Concrete tool for lazily applying transformation functions to streaming dataset elements provided by the HuggingFace Datasets library.

Description

IterableDataset.map wraps the dataset's internal example iterable with a MappedExamplesIterable. The transformation function is stored but not executed until the dataset is iterated. The method supports both per-example and batched application modes, optional index passing, column selection, column removal, and feature type overrides.

Internally, the method:

  1. Normalizes input_columns and remove_columns from strings to lists.
  2. Defaults to an identity function if no function is provided.
  3. Handles formatting for Arrow-backed iterables by wrapping with FormattedExamplesIterable and RebatchedArrowExamplesIterable as needed.
  4. Wraps the iterable in MappedExamplesIterable with all configuration parameters.
  5. Returns a new IterableDataset with the wrapped iterable, preserving split, formatting, and distributed settings.

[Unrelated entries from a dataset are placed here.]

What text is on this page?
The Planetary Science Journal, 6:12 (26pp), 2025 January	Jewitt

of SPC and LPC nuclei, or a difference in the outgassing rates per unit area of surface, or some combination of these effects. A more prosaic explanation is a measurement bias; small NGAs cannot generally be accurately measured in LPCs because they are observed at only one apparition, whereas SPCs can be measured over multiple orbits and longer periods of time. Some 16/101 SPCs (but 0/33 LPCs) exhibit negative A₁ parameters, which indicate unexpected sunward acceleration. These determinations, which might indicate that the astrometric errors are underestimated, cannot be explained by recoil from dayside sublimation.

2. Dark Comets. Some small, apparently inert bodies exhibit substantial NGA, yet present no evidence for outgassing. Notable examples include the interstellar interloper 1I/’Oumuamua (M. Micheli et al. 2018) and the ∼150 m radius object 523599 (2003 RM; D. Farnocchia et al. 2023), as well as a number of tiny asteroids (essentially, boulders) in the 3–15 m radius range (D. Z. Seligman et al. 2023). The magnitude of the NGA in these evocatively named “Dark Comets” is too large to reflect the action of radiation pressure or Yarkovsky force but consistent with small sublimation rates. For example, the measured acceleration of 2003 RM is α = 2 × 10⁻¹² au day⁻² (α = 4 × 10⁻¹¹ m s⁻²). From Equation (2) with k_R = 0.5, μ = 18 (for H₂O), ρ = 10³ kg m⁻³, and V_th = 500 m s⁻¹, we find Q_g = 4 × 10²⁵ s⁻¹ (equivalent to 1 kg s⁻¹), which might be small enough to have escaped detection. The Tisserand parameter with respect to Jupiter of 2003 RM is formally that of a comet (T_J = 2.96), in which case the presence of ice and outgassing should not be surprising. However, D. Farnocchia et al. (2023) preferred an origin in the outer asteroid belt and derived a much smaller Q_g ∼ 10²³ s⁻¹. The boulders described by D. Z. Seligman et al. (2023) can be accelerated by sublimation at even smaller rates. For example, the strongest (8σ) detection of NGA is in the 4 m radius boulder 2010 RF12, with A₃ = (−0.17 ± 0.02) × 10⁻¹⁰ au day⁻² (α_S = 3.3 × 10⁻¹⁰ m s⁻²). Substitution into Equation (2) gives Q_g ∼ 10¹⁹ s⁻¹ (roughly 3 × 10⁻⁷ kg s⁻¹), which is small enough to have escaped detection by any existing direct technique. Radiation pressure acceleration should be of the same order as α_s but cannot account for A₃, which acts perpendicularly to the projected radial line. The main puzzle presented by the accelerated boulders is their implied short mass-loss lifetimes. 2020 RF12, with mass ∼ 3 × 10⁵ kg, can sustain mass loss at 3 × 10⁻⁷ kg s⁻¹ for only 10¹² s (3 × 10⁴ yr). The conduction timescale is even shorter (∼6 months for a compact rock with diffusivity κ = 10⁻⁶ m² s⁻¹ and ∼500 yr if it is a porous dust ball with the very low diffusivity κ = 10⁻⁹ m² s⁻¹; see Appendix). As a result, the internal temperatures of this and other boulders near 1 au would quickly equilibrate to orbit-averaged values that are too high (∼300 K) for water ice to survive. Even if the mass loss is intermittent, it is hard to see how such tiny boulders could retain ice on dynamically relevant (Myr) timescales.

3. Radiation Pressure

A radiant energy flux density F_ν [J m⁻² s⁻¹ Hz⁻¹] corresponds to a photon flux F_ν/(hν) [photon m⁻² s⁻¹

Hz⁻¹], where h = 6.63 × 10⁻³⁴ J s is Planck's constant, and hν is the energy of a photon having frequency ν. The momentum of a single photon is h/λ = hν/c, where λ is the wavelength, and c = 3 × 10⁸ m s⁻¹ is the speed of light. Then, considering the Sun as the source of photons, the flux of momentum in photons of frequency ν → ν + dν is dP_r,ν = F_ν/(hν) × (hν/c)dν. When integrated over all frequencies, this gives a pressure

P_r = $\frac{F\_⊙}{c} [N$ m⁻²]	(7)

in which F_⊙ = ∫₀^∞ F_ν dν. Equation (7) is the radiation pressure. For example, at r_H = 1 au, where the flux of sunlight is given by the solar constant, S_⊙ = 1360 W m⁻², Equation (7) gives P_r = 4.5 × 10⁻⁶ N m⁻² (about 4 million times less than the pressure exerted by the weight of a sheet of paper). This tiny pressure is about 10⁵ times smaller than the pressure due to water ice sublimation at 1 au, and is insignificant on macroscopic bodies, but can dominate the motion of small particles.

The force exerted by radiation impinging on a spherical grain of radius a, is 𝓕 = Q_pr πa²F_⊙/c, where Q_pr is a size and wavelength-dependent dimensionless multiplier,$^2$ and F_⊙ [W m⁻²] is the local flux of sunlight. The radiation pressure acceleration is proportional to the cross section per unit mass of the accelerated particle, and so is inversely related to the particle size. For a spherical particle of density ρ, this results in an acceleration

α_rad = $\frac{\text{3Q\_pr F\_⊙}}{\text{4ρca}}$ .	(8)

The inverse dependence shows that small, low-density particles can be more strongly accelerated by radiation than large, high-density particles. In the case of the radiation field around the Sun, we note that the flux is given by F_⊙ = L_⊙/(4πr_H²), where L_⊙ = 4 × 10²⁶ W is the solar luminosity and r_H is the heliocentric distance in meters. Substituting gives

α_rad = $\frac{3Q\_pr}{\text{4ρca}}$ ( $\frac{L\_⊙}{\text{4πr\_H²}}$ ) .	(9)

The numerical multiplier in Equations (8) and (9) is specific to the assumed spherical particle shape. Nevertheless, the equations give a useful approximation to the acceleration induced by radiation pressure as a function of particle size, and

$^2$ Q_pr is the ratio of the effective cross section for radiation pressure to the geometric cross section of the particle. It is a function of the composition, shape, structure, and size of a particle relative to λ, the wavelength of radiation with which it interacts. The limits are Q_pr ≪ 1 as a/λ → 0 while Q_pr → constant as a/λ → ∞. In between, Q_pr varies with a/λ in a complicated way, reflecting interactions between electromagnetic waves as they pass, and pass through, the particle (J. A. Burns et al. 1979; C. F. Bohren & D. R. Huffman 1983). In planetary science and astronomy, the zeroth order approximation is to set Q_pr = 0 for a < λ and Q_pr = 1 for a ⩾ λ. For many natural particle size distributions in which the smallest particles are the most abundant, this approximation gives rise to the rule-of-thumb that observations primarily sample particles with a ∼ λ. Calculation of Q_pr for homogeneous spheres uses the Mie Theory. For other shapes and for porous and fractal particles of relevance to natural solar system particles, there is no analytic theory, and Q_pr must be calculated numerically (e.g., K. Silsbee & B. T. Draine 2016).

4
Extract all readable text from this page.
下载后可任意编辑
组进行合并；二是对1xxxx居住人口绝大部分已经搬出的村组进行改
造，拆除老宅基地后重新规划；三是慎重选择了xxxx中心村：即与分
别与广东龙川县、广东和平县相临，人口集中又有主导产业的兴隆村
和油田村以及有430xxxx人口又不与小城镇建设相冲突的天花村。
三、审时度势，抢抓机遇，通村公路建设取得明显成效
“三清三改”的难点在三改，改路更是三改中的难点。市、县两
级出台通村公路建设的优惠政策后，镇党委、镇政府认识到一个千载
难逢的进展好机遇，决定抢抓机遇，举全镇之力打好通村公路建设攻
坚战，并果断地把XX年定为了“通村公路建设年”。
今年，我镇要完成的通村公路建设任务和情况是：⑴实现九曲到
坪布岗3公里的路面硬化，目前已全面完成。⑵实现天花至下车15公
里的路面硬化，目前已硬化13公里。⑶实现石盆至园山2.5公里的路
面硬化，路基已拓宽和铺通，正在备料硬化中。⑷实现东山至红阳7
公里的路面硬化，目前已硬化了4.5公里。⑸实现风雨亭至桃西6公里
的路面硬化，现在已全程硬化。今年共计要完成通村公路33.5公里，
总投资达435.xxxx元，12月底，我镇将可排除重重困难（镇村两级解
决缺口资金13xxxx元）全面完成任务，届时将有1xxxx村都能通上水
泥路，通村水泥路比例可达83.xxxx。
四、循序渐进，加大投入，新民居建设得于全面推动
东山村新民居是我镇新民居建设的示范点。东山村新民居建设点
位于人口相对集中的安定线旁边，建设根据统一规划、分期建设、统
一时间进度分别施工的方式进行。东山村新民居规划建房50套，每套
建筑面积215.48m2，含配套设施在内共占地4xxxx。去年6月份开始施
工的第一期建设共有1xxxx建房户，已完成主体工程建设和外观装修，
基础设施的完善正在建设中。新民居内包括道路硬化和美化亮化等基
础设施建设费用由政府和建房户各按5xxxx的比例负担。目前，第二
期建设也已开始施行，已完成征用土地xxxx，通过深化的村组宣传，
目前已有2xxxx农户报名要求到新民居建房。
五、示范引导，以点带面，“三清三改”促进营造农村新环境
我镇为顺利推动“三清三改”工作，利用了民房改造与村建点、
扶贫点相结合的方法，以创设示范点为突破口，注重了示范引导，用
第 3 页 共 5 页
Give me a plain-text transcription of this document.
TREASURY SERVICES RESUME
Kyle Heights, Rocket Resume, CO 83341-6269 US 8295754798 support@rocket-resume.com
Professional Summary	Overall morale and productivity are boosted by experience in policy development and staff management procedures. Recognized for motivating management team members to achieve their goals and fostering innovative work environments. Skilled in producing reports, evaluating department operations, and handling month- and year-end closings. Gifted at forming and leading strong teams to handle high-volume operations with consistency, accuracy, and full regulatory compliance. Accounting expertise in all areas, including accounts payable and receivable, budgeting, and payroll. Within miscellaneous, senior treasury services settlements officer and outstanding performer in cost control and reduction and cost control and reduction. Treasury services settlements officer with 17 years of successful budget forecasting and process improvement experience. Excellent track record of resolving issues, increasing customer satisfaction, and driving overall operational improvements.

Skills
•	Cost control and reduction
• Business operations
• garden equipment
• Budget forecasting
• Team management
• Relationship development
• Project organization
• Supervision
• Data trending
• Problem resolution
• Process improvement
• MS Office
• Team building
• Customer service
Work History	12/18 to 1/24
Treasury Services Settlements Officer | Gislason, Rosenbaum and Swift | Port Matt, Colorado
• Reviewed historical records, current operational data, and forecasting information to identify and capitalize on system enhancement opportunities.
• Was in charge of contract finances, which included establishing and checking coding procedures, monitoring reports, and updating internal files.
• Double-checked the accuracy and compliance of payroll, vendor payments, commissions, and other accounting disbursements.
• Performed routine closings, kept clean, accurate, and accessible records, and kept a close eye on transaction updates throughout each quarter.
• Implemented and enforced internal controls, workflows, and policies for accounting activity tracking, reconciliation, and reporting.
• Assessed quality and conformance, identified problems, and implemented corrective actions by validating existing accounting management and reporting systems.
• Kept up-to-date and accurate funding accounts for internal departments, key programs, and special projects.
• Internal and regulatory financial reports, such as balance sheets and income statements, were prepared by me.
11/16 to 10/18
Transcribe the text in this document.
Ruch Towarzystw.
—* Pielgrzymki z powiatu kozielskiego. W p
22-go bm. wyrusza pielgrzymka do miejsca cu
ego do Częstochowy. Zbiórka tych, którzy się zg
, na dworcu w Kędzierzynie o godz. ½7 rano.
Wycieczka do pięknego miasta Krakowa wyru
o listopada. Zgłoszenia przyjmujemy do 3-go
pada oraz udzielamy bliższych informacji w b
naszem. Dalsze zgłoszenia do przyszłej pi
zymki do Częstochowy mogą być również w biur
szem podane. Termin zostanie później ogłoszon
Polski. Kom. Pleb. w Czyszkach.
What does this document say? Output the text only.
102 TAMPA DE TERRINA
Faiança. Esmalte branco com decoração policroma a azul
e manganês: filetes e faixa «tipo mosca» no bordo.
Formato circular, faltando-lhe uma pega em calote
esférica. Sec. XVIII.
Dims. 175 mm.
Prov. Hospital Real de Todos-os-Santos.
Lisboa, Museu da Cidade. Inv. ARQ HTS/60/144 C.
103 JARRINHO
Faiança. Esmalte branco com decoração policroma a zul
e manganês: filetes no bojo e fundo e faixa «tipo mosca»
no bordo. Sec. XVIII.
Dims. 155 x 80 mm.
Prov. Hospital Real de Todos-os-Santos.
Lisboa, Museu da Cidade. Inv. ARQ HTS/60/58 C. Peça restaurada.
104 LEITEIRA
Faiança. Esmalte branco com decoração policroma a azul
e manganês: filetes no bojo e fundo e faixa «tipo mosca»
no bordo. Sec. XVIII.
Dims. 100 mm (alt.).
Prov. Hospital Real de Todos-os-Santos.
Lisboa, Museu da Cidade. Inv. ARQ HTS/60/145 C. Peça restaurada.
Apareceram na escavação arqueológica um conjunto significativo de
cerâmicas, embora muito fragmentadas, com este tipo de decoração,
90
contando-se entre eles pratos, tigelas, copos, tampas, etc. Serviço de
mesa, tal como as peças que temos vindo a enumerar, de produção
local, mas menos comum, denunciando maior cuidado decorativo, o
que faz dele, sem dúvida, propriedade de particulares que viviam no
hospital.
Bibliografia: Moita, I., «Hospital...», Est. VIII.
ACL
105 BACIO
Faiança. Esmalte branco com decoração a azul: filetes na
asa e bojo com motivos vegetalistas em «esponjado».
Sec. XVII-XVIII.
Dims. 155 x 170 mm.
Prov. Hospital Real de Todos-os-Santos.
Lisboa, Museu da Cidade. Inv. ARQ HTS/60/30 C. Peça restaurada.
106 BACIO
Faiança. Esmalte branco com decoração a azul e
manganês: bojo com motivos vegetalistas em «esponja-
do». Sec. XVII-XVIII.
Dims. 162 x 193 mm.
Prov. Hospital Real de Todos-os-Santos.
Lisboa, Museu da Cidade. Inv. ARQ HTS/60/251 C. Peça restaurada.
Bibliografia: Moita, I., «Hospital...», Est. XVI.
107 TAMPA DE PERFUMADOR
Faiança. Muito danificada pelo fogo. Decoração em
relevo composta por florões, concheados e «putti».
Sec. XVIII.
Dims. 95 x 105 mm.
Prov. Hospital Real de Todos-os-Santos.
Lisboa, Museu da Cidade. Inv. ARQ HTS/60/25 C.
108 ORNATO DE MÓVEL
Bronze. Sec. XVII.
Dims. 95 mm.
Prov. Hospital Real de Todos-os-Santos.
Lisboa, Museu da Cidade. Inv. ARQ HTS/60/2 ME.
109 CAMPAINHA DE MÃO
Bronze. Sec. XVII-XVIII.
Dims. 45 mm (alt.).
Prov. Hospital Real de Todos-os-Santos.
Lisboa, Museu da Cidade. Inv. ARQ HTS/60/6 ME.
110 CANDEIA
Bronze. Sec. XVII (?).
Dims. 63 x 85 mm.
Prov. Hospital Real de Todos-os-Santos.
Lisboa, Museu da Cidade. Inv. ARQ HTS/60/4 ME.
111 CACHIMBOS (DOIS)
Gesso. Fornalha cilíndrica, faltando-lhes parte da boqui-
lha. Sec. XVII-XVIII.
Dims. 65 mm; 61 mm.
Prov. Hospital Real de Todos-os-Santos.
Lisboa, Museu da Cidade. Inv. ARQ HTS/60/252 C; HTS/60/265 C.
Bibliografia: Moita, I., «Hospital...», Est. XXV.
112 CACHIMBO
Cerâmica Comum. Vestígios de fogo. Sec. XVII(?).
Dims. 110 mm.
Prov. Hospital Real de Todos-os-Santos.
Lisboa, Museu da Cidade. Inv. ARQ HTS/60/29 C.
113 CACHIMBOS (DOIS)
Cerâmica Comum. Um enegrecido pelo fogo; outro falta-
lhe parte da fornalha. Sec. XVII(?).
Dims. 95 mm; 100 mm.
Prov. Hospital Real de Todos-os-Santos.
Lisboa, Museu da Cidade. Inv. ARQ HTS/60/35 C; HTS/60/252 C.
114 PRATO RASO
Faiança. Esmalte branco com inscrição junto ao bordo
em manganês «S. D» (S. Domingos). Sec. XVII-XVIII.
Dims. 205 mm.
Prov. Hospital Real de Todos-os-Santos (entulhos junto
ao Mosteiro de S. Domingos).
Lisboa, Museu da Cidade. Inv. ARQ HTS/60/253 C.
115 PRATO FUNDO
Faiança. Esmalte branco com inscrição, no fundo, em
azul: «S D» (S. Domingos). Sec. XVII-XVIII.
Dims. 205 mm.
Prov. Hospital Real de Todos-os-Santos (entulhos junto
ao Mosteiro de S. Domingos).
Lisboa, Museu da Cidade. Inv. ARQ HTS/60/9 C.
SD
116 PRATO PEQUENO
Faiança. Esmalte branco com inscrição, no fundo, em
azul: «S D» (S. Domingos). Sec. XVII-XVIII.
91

If the function is asynchronous, the map operation runs the function in parallel with up to one thousand simultaneous calls.

Usage

Use IterableDataset.map when you need to transform elements of a streaming dataset on-the-fly, such as tokenizing text, adding computed fields, or reformatting data structures.

Code Reference

Source Location

  • Repository: datasets
  • File: src/datasets/iterable_dataset.py
  • Lines: L2779-L2928

Signature

def map(
    self,
    function: Optional[Callable] = None,
    with_indices: bool = False,
    input_columns: Optional[Union[str, list[str]]] = None,
    batched: bool = False,
    batch_size: Optional[int] = 1000,
    drop_last_batch: bool = False,
    remove_columns: Optional[Union[str, list[str]]] = None,
    features: Optional[Features] = None,
    fn_kwargs: Optional[dict] = None,
) -> "IterableDataset":

Import

from datasets import load_dataset

ds = load_dataset("my_dataset", split="train", streaming=True)
# map is a method on the returned IterableDataset
ds = ds.map(my_function)

I/O Contract

Inputs

Name Type Required Description
function Optional[Callable] No Function to apply to each example or batch. Defaults to identity. Can be async.
with_indices bool No If True, passes element indices to the function. Defaults to False.
input_columns Optional[Union[str, list[str]]] No Columns to pass as positional arguments. If None, passes entire example dict.
batched bool No If True, provides batches of examples to the function. Defaults to False.
batch_size Optional[int] No Number of examples per batch when batched=True. Defaults to 1000.
drop_last_batch bool No Whether to drop the last incomplete batch. Defaults to False.
remove_columns Optional[Union[str, list[str]]] No Columns to remove from the output.
features Optional[Features] No Feature types for the resulting dataset.
fn_kwargs Optional[dict] No Additional keyword arguments passed to the function.

Outputs

Name Type Description
dataset IterableDataset A new streaming dataset with the map transformation registered in its pipeline.

Usage Examples

Basic Usage

from datasets import load_dataset

ds = load_dataset("cornell-movie-review-data/rotten_tomatoes", split="train", streaming=True)

def add_prefix(example):
    example["text"] = "Review: " + example["text"]
    return example

ds = ds.map(add_prefix)
list(ds.take(3))
# [{'label': 1, 'text': 'Review: the rock is destined ...'}, ...]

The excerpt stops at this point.